Cyber attacks on communications networks will likely increase in the next 10 years, and a majority of experts polled (61%) by Pew Research Center say those will include a major attack somewhere in the world by 2025 that causes tens of billions of dollars in damage and "widespread harm to a nation’s security and capacity to defend itself and its people?" The other 39% of respodents believe there would be no such attack, with mitigation efforts keeping pace with the bad guys.
That is according to the Pew Research Center's latest "Digital Life in 2025" report, released Wednesday (Oct. 29). It is the latest offering in its ongoing project saluting the 25th anniversary of the creation of the World Wide Web.
The "canvas" -- it is not a randomized survey -- is based on 1,642 respondents, billed as "experts and Internet builders," all of whom were asked for predictions about the future of cybersecurity threats.
“Cyber attacks are already pervasive, and it is trivial even for children to acquire the means to inflict serious damage," said software engineer Robert McGrath who helped develop the World Wide Web. "The United States has already attacked other countries, and other deliberate attacks are suspected. Losses are already in the tens of billions...It is only a matter of time before there is a serious incident, i.e., one that journalists recognize as an event.”
One software tech CEO active in Internet standards development (respondents did not have to provide their names) warned that the major attack could be a high-altitude electromagnetic pulse attack that could do a number on cloud storage systems that would require a long and complex recovery period. On the other side of the major attack issue was telecom engineer Peter McCann. "The potential for destructive terrorist acts carried out through computer networks has been dramatically over-hyped," he said. "To the extent that computers are put in control of life-critical processes, there will be air gaps and safeguards in place that prevent malicious outside instructions from interfering in their operations.”
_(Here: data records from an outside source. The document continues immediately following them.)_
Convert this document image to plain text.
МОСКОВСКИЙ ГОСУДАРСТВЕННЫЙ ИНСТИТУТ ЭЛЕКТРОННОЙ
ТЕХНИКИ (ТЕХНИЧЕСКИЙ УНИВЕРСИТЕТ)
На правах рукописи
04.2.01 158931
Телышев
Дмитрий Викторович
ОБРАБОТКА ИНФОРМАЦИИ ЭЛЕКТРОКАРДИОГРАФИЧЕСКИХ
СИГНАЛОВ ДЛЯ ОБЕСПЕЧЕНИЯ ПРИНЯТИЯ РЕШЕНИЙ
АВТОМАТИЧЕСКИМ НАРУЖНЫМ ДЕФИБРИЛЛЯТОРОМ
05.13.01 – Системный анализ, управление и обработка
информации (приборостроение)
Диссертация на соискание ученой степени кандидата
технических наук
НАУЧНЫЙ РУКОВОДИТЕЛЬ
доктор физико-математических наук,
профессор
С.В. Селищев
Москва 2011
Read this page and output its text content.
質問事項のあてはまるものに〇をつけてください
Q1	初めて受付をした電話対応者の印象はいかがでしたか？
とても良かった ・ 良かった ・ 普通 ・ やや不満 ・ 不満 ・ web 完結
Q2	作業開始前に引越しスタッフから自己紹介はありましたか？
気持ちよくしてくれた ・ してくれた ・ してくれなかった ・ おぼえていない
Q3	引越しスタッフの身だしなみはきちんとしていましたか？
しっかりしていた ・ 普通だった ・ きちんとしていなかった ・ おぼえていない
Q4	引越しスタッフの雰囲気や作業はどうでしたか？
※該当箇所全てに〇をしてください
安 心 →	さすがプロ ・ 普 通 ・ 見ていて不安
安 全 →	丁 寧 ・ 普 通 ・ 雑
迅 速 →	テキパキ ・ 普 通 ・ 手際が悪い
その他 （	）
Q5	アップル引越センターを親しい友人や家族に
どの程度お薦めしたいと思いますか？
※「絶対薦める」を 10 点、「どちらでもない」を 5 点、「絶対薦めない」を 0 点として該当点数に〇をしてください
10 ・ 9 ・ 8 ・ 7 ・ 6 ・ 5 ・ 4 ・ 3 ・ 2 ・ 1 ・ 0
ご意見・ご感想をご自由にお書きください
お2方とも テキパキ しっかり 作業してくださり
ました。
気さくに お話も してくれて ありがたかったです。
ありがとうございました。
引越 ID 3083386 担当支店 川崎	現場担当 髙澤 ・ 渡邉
Darel Preble, founder of the Space Solar Power Institute, suggested concerns about the security of the power grid might be misplaced. "The major damage to our national power grids is not from cyber attacks but from natural causes—squirrels, ants, ice, falling trees, wind, and simple human error," he said.
Hal Varian, chief economist at Google, also sees more danger in mother nature than malicious actors. “There will certainly continue to be cyber attacks around the world. However, I don't think that such attacks will involve losses of tens of billions of dollars," he said. "For that to happen we would have to see systems down for several days. Katrina was the costliest US hurricane and it did about $100 billion of damages. Most hurricanes have been in the $20 billion range. I don't see cyber attacks coming anywhere close to hurricanes in terms of the associated property losses.”
Pew summarized the key themes put forth by both camps.
For those who said there will be a major cyber attack, or attacks, causing widespread harm, the reasoning was:
1) "Internet-connected systems are inviting targets. The Internet is a critical infrastructure for national defense activities, energy resources, banking/finance, transportation, and essential daily-life pursuits for billions of people. The tools already exist to mount cyber attacks now and they will improve in coming years—but countermeasures will improve, too.
2) "Security is generally not the first concern in the design of Internet applications. It seems as if the world will only wake up to these vulnerabilities after catastrophe occurs.
3) "Major cyber attacks have already happened, for instance the Stuxnet worm and attacks in nations where mass opposition to a regime has taken to the streets. Similar or worse attacks are a given."
4) "Cyber attacks are a looming challenge for businesses and individuals. Certain sectors, such as finance and power systems, are the most vulnerable. There are noteworthy divides between the prepared and the unprepared."
For those saying they did not think there would be a major attack, their reasoning was as follows:
1) "There is steady progress in security fixes. Despite the Internet’s vulnerabilities, a distributed network structure will help thwart the worst attacks. Security standards will be upgraded. The good guys will still be winning the cyber security arms race by 2025.
2) "Deterrence works, the threat of retaliation will keep bad actors in check, and some bad actors are satisfied with making only small dents in the system so they can keep mining a preferred vulnerability and not have it closed off.
3) "Hype over cyber attacks is an exaggeration of real dangers fostered by the individuals and organizations that will gain the most from creating an atmosphere of fear."